Чак прозевал госпожу Руссель; он налетел на нас в тот момент, когда я развернул перед Джанис платок с индийским космосом, при этом мы то и дело прижимались друг к другу и целовались.
– Да хватит вам уже, – сказал Чак, – я тоже хочу!
– Ах ты, старый хрен! – осклабился я. – Возьми себя в руки!
Джанис оторвалась от меня и сказала:
– Привет, Чак!
– Хай! – ответил он. – А это Арихуа! Моя подруга!
– Целый комитет встречающих! – сказала Джанис.
– Хай! – сказала кореянка.
– Что мы тут стоим? – спросил Чак. – Поехали лучше в «Бер дэнс»! Выпьем чего-нибудь!
– Было бы лучше всего, – сказал я, – если бы вы просто отвезли нас с Джанис домой!
Джанис сказала:
– Я хоть и устала, но мы могли бы чокнуться с Бэбифейсом и дядей Джимми! Он сегодня так обрадовался, когда я ему позвонила!
– Вот подлец! – сказал я.
– Почему? – спросила Джанис. – Что-то не так?
– Нет, нет. Всё в полном порядке!
– Ну так поехали! – воскликнул Чак.
Я был ужасно рад, что мой приятель Ча-Ча не поехал с нами, иначе было бы ещё больше сложностей. А я хотел как можно скорее остаться с Джанис наедине.
Индейский квартал был уже погружён в сон. Только в нашем доме светились все окна, начиная от подвала и кончая чердаком.
Я открыл дверь, и мы услышали гудение пылесоса в комнате Джимми.
– Дядя! – крикнул я. – А вот и мы!
Мы пошли к нему в комнату. Он ослепил нас лучом карманного фонарика. Бэбифейс стоял на коленях и пылесосил под кроватью Джимми. Оба были одеты в пижамы.
– Добрый день, Джанис! – сказал мой дядя. – А мы тут как раз гоняем чёрных тараканов! Краснокожий! Можешь прекращать! Чудовища уже давно передохли!
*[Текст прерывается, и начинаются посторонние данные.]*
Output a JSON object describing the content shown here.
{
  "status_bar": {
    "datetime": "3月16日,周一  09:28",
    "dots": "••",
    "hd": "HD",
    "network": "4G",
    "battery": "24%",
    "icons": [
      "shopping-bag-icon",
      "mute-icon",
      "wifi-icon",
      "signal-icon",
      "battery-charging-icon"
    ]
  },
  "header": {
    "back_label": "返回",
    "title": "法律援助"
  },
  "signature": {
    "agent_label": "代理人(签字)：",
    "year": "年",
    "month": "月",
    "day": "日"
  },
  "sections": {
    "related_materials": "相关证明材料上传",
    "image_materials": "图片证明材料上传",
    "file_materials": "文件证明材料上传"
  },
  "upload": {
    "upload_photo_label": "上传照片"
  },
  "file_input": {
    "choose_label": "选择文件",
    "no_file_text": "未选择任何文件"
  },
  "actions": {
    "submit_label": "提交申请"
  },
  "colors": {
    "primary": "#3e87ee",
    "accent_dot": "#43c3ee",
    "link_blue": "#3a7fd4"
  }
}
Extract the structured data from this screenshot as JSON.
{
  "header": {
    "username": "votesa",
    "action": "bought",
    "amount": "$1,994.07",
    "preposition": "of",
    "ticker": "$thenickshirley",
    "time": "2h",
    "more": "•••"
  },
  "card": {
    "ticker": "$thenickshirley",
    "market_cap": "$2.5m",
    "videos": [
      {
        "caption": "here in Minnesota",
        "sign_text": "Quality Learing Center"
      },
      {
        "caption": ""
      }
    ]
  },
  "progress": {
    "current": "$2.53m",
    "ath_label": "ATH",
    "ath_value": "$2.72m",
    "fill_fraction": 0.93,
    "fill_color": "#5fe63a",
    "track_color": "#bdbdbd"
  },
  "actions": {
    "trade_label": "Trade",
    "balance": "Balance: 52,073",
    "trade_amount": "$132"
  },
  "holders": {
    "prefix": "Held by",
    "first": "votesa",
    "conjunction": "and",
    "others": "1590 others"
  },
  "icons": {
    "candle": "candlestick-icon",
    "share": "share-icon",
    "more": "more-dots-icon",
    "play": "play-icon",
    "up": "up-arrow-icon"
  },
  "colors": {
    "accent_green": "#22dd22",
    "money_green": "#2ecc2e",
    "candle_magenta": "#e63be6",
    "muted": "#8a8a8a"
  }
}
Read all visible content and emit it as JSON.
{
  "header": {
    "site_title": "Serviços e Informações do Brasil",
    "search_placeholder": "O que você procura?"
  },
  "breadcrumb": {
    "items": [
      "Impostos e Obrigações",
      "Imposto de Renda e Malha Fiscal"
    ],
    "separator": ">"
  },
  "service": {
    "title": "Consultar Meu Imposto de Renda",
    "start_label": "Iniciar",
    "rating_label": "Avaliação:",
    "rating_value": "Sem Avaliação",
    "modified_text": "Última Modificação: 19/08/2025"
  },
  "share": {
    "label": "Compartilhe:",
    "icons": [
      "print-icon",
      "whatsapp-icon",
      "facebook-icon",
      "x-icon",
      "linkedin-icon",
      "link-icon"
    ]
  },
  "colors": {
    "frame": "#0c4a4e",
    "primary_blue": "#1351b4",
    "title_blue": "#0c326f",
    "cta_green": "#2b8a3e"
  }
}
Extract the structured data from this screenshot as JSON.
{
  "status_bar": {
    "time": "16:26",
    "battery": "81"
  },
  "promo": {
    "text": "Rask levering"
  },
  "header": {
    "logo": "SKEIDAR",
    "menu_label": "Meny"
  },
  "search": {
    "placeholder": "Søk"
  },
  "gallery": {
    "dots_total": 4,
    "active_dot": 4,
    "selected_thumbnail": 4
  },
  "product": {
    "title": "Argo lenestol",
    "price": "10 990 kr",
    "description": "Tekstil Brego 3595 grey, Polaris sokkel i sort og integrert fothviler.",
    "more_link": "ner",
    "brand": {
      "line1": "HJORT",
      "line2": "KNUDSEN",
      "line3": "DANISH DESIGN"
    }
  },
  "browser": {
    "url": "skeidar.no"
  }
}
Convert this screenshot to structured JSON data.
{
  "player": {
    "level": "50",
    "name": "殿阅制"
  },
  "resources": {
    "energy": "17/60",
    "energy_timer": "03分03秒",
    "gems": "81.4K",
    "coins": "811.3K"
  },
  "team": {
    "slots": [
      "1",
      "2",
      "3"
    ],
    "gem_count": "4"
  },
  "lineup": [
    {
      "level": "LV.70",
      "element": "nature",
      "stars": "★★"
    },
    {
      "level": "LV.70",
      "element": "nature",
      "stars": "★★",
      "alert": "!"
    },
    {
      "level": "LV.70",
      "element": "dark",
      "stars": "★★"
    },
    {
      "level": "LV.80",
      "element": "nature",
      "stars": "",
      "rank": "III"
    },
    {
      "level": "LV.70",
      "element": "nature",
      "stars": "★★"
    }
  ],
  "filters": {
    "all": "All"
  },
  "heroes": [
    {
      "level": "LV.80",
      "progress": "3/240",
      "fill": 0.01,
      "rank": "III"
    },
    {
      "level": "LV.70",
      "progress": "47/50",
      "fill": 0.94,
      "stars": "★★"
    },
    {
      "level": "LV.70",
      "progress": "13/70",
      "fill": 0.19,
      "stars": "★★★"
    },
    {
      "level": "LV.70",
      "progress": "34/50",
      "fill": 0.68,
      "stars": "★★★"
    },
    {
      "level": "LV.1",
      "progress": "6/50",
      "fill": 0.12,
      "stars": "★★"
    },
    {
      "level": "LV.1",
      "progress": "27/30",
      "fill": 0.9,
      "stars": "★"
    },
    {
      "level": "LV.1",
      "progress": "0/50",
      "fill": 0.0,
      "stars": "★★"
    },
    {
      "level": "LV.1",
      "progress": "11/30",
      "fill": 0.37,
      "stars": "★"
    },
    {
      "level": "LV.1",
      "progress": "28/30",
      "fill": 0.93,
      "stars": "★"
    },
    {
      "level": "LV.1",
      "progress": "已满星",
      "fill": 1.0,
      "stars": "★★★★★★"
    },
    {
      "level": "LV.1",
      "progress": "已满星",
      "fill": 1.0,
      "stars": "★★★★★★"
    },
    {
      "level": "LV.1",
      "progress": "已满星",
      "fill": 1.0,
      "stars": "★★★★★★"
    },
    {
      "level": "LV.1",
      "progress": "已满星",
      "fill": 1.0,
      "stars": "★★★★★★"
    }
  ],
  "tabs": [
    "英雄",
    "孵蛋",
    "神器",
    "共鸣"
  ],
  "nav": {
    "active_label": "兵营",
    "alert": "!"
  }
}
Бэбифейс выключил пылесос и вскочил на ноги.
– Хай! – сказал он.
– Хай, индейцы! – ответила Джанис. – Как у вас дела?
– Совершенно очевидно, что всё хорошо! – сказал Чак.
После этой короткой встречи Джанис какое-то время разговаривала по телефону со своим отцом.
Чак открыл бутылку шампанского, и все знаки на небе указывали на то, что у нас намечается долгий совместный вечер. На следующей бутылке я потерял контроль над происходящим, и потребовались ещё целые часы, чтобы дядя Джимми так утомился от своего монолога про стрижку газонов, что уснул прямо за кухонным столом.
Мы с Джанис договорились с Чаком и кореянкой пойти на следующий вечер в «Бер дэнс», после чего послали их ко всем чертям и наконец остались одни, а когда я лежал с Джанис в ванне, я подумал, что это самая сильная пытка за весь вечер воздержания.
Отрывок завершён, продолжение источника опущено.